Um homem que vive com HIV está há mais de seis anos sem sinais do vírus após receber um transplante de células-tronco para tratar uma leucemia mieloide aguda.

O caso, aceito para publicação na revista científica Nature, reforça que a remissão duradoura pode acontecer mesmo sem a mutação genética rara em dose dupla antes vista como essencial para a chamada cura funcional.
A mutação CCR5Δ32, quando herdada em duas cópias, bloqueia a entrada do HIV nas células de defesa. Desta vez, o cenário foi diferente.
O manuscrito aceito é uma versão não editada e ainda passará por revisão adicional antes da publicação final. Os autores alertam que podem existir erros que afetem o conteúdo.
Segundo o estudo, o paciente é heterozigoto para a CCR5Δ32, ou seja, tem apenas uma cópia dessa variante e continua a produzir parte do receptor CCR5, usado pelo vírus para invadir células do sistema imunológico.
O doador das células-tronco também era heterozigoto. Nenhum dos dois tinha a forma completa da mutação capaz de bloquear totalmente essa porta de entrada.
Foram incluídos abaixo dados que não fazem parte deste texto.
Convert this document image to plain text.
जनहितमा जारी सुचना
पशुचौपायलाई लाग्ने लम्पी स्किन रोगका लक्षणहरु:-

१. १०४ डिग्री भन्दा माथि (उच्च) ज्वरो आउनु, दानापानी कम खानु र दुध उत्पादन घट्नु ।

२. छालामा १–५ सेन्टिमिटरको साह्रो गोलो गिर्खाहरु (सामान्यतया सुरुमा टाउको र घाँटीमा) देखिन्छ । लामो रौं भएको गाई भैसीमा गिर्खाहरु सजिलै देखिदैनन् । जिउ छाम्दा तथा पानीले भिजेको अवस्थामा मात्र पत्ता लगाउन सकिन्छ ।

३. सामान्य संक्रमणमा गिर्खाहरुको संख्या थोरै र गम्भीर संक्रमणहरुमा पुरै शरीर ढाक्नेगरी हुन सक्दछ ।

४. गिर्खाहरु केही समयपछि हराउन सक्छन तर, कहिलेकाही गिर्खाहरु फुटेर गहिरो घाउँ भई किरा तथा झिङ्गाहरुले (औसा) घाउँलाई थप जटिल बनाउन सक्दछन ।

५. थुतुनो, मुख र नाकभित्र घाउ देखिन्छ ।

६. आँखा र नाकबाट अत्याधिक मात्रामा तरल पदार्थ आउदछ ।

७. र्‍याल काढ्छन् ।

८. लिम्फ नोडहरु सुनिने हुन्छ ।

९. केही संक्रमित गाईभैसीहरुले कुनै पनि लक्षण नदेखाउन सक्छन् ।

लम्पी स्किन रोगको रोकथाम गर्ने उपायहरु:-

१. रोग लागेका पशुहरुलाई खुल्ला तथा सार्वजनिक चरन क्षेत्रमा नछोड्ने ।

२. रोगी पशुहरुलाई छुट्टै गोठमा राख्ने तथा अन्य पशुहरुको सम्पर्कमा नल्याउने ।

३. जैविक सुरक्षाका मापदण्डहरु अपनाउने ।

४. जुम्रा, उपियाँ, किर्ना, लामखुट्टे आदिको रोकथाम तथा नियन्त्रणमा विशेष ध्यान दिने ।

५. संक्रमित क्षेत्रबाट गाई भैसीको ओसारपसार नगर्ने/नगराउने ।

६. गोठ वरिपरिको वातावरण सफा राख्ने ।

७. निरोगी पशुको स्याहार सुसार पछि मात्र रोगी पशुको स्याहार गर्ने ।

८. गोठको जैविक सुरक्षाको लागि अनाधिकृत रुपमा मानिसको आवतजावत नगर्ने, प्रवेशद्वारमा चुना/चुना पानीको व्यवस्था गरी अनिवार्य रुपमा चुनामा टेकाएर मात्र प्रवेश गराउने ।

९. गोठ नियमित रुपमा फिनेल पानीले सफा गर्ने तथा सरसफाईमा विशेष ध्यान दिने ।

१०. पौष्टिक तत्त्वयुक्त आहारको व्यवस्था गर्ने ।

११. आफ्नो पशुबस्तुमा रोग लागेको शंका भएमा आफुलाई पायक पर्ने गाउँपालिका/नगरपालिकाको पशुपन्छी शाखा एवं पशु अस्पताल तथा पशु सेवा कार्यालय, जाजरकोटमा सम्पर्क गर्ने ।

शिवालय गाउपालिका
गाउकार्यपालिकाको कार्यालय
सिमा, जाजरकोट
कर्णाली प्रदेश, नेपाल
O transplante foi feito exclusivamente para tratar o câncer. Três anos após o procedimento, com a leucemia controlada, os médicos interromperam a terapia antirretroviral.
Desde então, já se passaram mais de seis anos sem que o HIV voltasse a aparecer nos exames, o que indica remissão sustentada.
Ao longo do acompanhamento, os pesquisadores relataram sinais consistentes de controle profundo da infecção.
Os achados apontam para uma redução acentuada do reservatório viral, o conjunto de células onde o HIV costuma permanecer adormecido e difícil de eliminar.
No Brasil, um boletim de 2025 registrou queda nos casos de aids e na mortalidade, com estabilidade e leve alta em novos diagnósticos de HIV.
O estudo chama atenção para um ponto do sistema imunológico que pode ter sido decisivo no caso: no momento do transplante, o paciente apresentava alta atividade de citotoxicidade celular dependente de anticorpos, conhecida pela sigla ADCC.
Em termos simples, nessa resposta os anticorpos marcam células infectadas e outras células de defesa reconhecem essas marcas e destroem os alvos.
Esse mecanismo pode ter ajudado a eliminar células que ainda abrigavam o HIV, contribuindo para esvaziar o reservatório viral.
Para os pesquisadores, o caso reforça uma mudança de entendimento: a mutação CCR5Δ32 não é indispensável para a remissão, e outros caminhos biológicos podem levar ao controle prolongado da infecção.
Antes deste relato, apenas seis casos de remissão sustentada haviam sido descritos, todos após transplantes feitos por cânceres hematológicos; muitos desses pacientes receberam células de doadores com duas cópias da CCR5Δ32.
O novo caso sugere que mecanismos independentes dessa mutação podem levar a resultados semelhantes e orienta o desenho de novas estratégias terapêuticas.
Segundo os autores, os dados "ressaltam a importância de estratégias que reduzam de maneira profunda o reservatório viral" como caminho para futuras terapias de cura.
Apesar do resultado excepcional, a cura do HIV continua extremamente rara. Transplantes de células-tronco são de alto risco e indicados apenas para cânceres graves, não sendo uma alternativa de tratamento para pessoas vivendo com HIV; mesmo assim, cada novo caso ajuda a esclarecer os mecanismos da remissão e a guiar terapias mais seguras e escaláveis.